6. Filtering in LogExpert
Double-clicking on a line enables you to select strings to search on. Right-clicking on a word or two allows you to choose to filter for the current selection (or press Ctrl+F), which opens a lower pane with the selection already filtered.
But that is not all. When you click the Show Advanced button, you can select “Invert match” and click on Search again – which essentially is the same as removing all lines containing that text and filtering them out. Then you can click on “Filter to tab”. After just a few iterations of selecting more unneeded text, invert filter searching and filtering to a new tab we are left with roughly 2000 lines – just as with the examples above, and can do our analysis in a cleaner environment.
If you keep the tabs open you can come back and change your filtering ideas, open new tabs – the program is very memory efficient and will not slow your computer down with multiple tabs open.
7. Highlighting with LogExpert
In Options > Highlighting and triggers, by editing the default group, you can do the following:
type your search string, select the foreground and background colors and click on Add. Now lines containing that string will be colored as per your selection.
Windows Log Analysis
A really nice program is described in detail here – http://www.ghacks.net/2016/03/22/logwizard-windows-log-viewer/ – and I would recommend you to read that article and try the program out.
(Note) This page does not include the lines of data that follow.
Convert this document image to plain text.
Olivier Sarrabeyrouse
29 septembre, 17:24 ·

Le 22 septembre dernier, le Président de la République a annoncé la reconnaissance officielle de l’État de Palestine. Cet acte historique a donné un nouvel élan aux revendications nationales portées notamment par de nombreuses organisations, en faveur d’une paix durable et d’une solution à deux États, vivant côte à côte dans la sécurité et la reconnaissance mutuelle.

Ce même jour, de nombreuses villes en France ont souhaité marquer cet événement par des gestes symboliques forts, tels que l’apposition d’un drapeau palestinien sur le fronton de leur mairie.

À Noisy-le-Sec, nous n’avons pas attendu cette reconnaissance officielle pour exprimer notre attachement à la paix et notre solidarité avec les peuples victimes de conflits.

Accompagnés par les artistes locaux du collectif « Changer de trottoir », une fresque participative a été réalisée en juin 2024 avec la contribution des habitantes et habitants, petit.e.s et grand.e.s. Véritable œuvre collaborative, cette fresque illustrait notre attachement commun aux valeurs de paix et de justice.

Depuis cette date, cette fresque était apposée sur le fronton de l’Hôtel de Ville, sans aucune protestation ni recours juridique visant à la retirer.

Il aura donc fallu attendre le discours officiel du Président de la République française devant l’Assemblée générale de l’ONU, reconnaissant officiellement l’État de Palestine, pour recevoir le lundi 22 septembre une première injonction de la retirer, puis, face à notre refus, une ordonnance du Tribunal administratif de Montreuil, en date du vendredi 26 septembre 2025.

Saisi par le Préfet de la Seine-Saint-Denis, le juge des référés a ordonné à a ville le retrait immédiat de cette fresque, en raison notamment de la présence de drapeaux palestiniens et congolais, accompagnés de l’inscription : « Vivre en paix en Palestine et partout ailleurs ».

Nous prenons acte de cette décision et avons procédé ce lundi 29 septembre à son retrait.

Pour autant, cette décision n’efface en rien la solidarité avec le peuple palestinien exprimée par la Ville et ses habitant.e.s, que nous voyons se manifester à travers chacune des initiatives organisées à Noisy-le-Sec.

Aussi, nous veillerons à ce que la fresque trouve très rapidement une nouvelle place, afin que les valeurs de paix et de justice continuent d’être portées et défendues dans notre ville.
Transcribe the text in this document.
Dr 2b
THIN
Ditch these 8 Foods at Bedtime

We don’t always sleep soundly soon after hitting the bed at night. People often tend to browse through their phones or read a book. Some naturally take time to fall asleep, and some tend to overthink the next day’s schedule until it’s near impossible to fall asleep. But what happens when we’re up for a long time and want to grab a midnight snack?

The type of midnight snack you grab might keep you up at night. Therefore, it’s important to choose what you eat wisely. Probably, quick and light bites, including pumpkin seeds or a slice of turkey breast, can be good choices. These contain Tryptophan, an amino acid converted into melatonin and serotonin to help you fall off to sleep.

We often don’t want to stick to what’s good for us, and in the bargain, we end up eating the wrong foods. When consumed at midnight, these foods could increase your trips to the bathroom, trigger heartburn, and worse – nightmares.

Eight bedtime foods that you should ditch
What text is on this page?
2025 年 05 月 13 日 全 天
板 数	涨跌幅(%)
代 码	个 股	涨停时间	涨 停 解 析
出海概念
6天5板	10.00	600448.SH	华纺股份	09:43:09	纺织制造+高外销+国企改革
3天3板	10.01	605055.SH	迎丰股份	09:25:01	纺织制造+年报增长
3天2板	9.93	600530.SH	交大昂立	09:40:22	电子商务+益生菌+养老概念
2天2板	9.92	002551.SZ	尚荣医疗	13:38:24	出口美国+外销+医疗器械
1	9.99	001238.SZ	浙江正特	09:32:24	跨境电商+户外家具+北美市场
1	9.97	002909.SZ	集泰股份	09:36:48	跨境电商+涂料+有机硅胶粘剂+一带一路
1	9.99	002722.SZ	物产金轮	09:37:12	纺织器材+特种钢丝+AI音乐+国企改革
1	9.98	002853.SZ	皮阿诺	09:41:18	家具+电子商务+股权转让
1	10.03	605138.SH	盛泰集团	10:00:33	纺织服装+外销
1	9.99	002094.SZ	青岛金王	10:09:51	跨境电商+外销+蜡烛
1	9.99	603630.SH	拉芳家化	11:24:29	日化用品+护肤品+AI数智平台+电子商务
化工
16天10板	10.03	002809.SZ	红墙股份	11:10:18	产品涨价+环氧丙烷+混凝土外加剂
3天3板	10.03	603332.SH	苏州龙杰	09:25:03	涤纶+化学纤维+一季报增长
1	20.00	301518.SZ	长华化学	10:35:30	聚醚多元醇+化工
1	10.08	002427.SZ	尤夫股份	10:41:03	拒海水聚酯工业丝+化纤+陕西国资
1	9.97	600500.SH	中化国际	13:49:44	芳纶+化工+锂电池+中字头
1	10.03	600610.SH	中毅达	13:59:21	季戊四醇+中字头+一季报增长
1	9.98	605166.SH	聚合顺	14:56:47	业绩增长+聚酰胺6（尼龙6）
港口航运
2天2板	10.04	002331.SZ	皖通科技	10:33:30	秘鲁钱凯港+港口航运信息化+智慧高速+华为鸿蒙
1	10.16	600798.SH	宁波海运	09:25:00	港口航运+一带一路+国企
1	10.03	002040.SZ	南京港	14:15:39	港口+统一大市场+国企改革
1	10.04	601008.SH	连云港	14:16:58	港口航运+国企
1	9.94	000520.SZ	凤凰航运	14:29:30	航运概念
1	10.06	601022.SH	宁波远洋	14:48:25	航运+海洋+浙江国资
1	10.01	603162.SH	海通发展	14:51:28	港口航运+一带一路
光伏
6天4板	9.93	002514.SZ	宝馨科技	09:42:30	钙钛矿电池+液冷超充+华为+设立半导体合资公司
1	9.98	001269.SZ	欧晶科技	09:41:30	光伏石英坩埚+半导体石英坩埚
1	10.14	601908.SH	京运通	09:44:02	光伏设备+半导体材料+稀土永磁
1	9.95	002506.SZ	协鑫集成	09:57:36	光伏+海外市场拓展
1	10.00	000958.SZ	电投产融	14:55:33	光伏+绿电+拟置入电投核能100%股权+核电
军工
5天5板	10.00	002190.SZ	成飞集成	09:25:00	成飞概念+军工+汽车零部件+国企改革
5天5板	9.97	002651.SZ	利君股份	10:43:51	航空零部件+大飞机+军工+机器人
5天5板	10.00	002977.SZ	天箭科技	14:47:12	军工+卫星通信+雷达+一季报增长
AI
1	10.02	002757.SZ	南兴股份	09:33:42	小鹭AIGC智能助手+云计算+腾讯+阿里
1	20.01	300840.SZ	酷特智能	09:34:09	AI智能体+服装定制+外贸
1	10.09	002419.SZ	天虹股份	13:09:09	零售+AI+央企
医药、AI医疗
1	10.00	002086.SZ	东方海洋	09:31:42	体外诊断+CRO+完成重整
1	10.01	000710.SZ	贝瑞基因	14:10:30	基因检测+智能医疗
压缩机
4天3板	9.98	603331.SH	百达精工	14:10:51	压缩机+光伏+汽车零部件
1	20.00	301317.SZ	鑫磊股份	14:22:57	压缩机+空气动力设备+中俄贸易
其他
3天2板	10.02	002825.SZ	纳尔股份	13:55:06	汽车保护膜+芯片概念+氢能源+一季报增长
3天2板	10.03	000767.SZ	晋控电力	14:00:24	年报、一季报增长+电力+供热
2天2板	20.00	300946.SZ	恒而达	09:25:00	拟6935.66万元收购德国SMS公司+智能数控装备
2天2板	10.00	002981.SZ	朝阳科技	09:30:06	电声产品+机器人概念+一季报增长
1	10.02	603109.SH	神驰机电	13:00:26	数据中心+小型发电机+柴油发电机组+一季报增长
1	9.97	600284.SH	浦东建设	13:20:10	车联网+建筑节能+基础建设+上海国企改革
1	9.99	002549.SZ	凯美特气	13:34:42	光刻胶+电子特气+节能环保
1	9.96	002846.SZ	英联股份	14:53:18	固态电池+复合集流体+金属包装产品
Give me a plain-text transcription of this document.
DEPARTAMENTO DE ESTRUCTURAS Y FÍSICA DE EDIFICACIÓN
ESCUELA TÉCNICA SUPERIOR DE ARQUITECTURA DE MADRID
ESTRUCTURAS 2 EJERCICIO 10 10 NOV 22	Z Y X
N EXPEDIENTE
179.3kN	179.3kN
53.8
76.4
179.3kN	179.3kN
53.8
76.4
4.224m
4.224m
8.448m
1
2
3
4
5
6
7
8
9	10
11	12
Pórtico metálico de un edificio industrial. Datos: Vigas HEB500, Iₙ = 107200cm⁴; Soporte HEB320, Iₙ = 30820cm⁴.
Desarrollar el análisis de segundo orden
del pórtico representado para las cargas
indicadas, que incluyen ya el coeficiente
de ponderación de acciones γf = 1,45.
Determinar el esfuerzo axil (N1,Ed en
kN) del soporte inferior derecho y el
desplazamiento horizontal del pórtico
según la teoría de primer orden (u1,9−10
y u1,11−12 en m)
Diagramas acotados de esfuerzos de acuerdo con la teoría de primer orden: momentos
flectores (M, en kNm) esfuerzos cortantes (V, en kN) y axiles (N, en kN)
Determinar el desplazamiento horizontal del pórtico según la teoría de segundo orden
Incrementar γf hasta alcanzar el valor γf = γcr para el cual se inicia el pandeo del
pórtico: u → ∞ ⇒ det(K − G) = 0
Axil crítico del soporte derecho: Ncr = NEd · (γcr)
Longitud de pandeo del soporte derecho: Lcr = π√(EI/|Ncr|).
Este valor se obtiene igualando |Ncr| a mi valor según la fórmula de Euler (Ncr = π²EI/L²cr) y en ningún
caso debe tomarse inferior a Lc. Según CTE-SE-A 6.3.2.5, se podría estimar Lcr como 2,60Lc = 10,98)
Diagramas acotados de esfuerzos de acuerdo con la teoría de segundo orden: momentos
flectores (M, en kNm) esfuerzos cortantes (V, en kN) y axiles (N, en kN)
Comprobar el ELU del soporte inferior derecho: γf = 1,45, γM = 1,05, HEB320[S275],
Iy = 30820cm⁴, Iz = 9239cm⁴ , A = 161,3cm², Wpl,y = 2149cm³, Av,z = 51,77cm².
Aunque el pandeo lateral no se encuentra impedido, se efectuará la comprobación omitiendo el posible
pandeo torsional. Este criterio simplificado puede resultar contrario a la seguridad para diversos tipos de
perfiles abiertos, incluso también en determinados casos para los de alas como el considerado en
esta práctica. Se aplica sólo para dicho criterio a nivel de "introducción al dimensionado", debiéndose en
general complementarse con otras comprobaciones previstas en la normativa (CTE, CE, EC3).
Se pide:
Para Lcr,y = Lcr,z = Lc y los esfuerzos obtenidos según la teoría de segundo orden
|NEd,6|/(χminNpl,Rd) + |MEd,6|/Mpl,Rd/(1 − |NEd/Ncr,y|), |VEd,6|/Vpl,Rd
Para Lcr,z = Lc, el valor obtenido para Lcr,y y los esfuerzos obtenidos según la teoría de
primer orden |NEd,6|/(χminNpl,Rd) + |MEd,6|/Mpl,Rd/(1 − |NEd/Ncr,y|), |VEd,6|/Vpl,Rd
It is one of the few free ones with that much functionality.
Now… for the star of our show:
EMEditor is the best text editor I have found in my DFIR career. If you need to open files up to 240 GB in size and easily search in them, that is the tool for you.
From now on you will be able to utilize your newly learned skills to glance over, filter and analyze huge files more effectively. This applies to security logs, MFT listings, anything which requires getting rid of large chunks of useless information in order to find the needle in the haystack. Essentially, what you’re doing is marking all hay as hay and filtering it out – leaving you with a few strands of unknown material and your needle!